We have moved now from a high volatility regime to a low volatility one, with global as well as local Vix tending towards 10% or lower. It is not as though the problems in the world have disappeared or even receded. Each day, week and month brings forth its own new challenges. Still, why is the volatility reading so low? For starters, one has to understand that realised volatility itself is moving lower. Next is the huge flow of money into equities. We are seeing solid bull markets in progress in many markets particularly the US and India. A strong rising market drives volatility down.

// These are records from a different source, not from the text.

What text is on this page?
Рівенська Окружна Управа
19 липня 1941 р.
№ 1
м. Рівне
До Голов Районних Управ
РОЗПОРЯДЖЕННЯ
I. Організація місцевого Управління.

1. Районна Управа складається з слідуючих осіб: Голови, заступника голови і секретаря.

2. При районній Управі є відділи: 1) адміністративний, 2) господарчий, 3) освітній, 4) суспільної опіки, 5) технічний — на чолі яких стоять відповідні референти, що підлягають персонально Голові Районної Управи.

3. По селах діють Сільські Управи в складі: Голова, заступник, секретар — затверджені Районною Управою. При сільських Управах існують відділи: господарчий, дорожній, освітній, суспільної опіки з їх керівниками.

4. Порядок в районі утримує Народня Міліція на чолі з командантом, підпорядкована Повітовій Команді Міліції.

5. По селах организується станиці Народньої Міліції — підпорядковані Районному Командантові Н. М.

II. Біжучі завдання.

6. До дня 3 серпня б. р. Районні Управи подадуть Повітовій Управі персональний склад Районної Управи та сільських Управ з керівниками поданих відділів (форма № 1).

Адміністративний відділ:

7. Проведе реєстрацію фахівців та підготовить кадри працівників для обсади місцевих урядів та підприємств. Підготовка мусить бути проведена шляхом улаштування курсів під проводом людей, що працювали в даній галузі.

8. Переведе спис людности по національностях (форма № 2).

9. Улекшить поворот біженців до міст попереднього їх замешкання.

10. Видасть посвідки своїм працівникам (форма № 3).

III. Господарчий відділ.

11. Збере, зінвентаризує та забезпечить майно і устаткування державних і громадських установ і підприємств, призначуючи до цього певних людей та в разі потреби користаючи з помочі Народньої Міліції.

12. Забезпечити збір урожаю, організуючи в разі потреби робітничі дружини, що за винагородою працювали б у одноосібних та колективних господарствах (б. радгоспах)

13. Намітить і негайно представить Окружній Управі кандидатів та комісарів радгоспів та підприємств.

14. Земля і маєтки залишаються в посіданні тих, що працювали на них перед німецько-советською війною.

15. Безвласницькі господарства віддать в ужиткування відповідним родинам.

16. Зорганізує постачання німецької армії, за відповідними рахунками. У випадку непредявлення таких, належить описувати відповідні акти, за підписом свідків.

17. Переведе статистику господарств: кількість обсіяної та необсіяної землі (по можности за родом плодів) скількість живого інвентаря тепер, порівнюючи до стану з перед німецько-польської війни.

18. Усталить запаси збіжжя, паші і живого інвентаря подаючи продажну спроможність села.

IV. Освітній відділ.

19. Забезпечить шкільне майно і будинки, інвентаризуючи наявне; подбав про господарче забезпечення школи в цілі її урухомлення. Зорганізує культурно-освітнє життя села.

But the more important reason I feel is the substantial rise in Option trading, enabled now by Algos and higher computing power available with traders. Option selling is rampant even from small traders. Prop desks across the country are mainly engaged in this activity. This has been high yielding activity for a long time and even though the yields have dropped (a function of too many people entering that business), it continues to be enough to hold thru any fat tail event that occurs every now and then. In a world of falling interest rates, ease of execution, ample capital and no fat tails, this “yield enhancement” from option selling has become almost a religion. Across all asset classes, the “carry” trade is simply another form of volatility selling, and the carry trade in all back-tests looks like a persistent, structural phenomenon.

The intermediaries in the options trade are mostly the prop desks. But as the size grows, the sellers like to farm out their risk and they find other buyers (mostly FIIs and bigger players holding portfolio longs) or they sell other options, further creating pressure on prices. Or they create hedge strategies using futures and complex variants of these are now possible using Algos. This is connecting different instruments producing a big correlation that impacts the market every now and then. It probably explains the sharp bouts of rise and falls that we are now experiencing, ones where no ostensible reason for the sharp move is even available. Dynamics of mean reversion have begun to appear more and more often now in the markets and this is pushing down volatility even further. For trends, now larger shocks are necessary, it appears.

The introduction of weekly options on Bank Nifty has further exacerbated this downward move in volatility. Since option selling has now more or less become the established way of trading options for many, the shorter expiry time drives smaller trends- either towards quietness, as long option holders fold their positions; or sharp, short-lived trends- as any news based spike leads to short covering creating an upward draft that brings in the trend followers and we have an exaggerated move. This lasts briefly because all participants are thinking and playing the short term. One now hears that weekly options may also be introduced in the Nifty and that will further exacerbate this trend of short spiky moves. Forecasting which of these will happen with any degree of certainty has become impossible, since we just don’t know the balance of positions with complete accuracy and how the various market participants will behave. But we do know that the balance has shifted as the number and amounts of volatility selling activity has increased over the last many months. It has been one of the only games in town that has resulted in persistent performance and hence attracted other investors from the sidelines. With falling prices however, for the same unit of option selling income, sellers have to sell larger and larger notionals, thus exposing themselves to market fluctuations.

In a sense, you could say that the instrument that was created to deal with and perhaps reduce volatility, is now verily creating the volatility!! As a technical analyst and one reading possible market directions, one has to take note of the changes created in the environment by all this options and volatility based activity. Moves are becoming sharper but shorter. So those engaged in short term trading need to provide for the quick changes and lean towards mean reversion strategies. For those tracking the longer term, it would mean providing for additional noise within the bigger trend. This influences stop placements, need for multiple exits and re-entries etc. In other words, the old world has changed and we better realise that if we have to produce better results.